Power was restored to my apartment shortly after midnight. A mile away, power came on around 2:30 a.m. A mile and a half away, they are still without power. Weird, huh?

Anyway, that's all for now. Pictures if I can get them later!

9.13.2008

Food

Here's what I had for dinner the other day, during Cincinnati's Restaurant Week. I got all three for the special price of $28.08.


First Course: Scallop, spinach, tomato, potato, topped with lobster hollandaise



Second Course: Chateaubriand, aka medium rare beef tenderloin, Boursin whipped potatoes, asparagus with Bernaise sauce




Third Course: Chocolate peanut butter brownie, peanut butter sauce, peanut brittle, vanilla ice cream.

Results: Delicious

9.11.2008

Interesting little experiment

I tend to steal things from other blogs that I like. The other day, I stole a survey from Sarah's blog and posted my own answers over on Cingle in the City. Today, I'm stealing from Scaramouche Jones' blog.

Aaaaanyway, 'Mouche has a post up about his surname and the various countries around the world in which other 'Mouches live. It is an interesting little experiment and I did it for myself.

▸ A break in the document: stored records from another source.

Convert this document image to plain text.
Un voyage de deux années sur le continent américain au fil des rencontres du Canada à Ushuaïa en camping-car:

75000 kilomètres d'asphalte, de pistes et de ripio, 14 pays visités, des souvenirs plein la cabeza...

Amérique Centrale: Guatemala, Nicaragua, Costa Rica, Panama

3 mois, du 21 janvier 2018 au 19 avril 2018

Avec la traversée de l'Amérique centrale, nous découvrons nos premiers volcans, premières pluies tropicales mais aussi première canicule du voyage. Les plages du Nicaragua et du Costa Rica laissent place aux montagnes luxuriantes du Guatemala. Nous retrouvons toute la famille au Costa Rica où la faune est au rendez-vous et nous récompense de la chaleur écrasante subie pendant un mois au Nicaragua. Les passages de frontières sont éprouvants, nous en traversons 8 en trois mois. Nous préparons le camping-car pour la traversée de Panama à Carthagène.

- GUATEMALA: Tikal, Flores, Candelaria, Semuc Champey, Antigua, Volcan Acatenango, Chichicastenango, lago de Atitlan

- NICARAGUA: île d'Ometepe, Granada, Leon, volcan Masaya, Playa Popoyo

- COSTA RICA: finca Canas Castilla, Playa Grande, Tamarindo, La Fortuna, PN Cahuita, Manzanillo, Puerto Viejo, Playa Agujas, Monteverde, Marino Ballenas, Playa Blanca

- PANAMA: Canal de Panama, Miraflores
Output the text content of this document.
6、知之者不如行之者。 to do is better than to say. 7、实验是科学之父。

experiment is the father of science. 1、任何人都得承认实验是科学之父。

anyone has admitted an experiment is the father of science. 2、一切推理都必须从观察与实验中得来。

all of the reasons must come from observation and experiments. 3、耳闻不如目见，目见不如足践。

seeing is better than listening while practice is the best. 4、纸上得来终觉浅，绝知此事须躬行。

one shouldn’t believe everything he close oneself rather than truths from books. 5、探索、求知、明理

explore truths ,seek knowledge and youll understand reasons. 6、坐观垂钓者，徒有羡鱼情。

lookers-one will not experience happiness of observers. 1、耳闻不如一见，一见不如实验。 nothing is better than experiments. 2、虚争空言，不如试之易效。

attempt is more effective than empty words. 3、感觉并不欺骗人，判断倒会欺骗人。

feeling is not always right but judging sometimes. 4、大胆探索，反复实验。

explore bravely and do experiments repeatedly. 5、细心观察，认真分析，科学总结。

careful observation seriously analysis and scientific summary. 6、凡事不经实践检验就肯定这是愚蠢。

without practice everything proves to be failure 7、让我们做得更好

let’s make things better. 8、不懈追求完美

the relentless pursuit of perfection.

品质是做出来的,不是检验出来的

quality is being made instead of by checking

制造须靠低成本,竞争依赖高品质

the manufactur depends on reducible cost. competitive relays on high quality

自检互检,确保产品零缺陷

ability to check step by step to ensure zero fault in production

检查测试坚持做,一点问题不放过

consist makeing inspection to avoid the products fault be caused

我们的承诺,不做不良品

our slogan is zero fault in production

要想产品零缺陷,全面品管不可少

Alls you do is type your surname into this little search engine and it will pop up all the countries where other people with your surname live. You can break it down by region of that country, too. For example, there is a large population of people with my surname living in Texas... where I have lots and lots of first cousins, so go figure.

You can check out the Web site here: http://www.publicprofiler.org/worldnames/

Here's where I live, in order of surname population density:

Ireland
Australia
Canada
UK
New Zealand
US
Luxembourg
Switzerland
Argentina
Spain (Ole!)

9.10.2008

Insomnia

I have had a particularly vicious case of insomnia this week. It's not an overly important or stressful week at work, so maybe I'm not as exhausted as I am used to being. Maybe my body has gotten so used to the fast pace I've been keeping all summer that having a "downtime" week is throwing it off. Either way, this is the third night in a row where I've laid in bed, my mind unable to stop moving, my body refusing to relax and my eyes feeling increasingly like sand paper.

I hate this.

Ugh.

9.07.2008

Back to my roots

One of the reasons that I went into public relations was because of the writing part. I used to love sitting down with one of those black and white composition notebooks and spinning out a story. In high school, I entered my writing samples into all kinds of award competitions and independently published magazines. At one point, I was actually asked whether one of the stories I turned in had been plagiarized. (This was in the 7th grade, so I understood. And nope, it was all my own work.)

I was reminded of my passion for creative writing when I moved recently. I found a bunch of papers that I'd written for various high school writing classes. I'm going to use them as inspiration to sit down and write the types of things that I used to love, instead of just writing the things I have to write.

Here's one that I can remember enjoying writing, and that made me think of my childhood when reading it.

Grape Juice Symphony

Summer sun, beating down
Upon my brow, sweat trickles.
I'm melting from the heat.
I feel like a puddle has started to form
Under me, on the cement,
A little Lauren puddle.
guess that is what it is like now, at 17.
When the heat gets turned up
We go inside, eager to sit on the AC vent,
Feeling the cold air rush up to cool us off.
But what about summers past,
Diving into the pool
Which was always cold because of the oak trees.
We'd play "basketball" in the front yard.
There was no hoop, only the house trim,
Which was white, and scuffed from our ball.
We'd play house too.
The flower bed was our house, remember?
The neighbors' boat was our sink, where the trailer
Hitch came through our fence.
The pipes for the pool was our back stoop.
Daddy said not to play on them,
But we did anyway.
The heat didn't bother us.
It could be 98 degrees outside,
And we would still be playing in our fort
With the kids down the street.
Now it is 98 degrees outside,
And we sit inside.
We have a basketball hoop now,
But it only swings when the wind blows.
We never play house anymore,
Because it is too hot to play outside.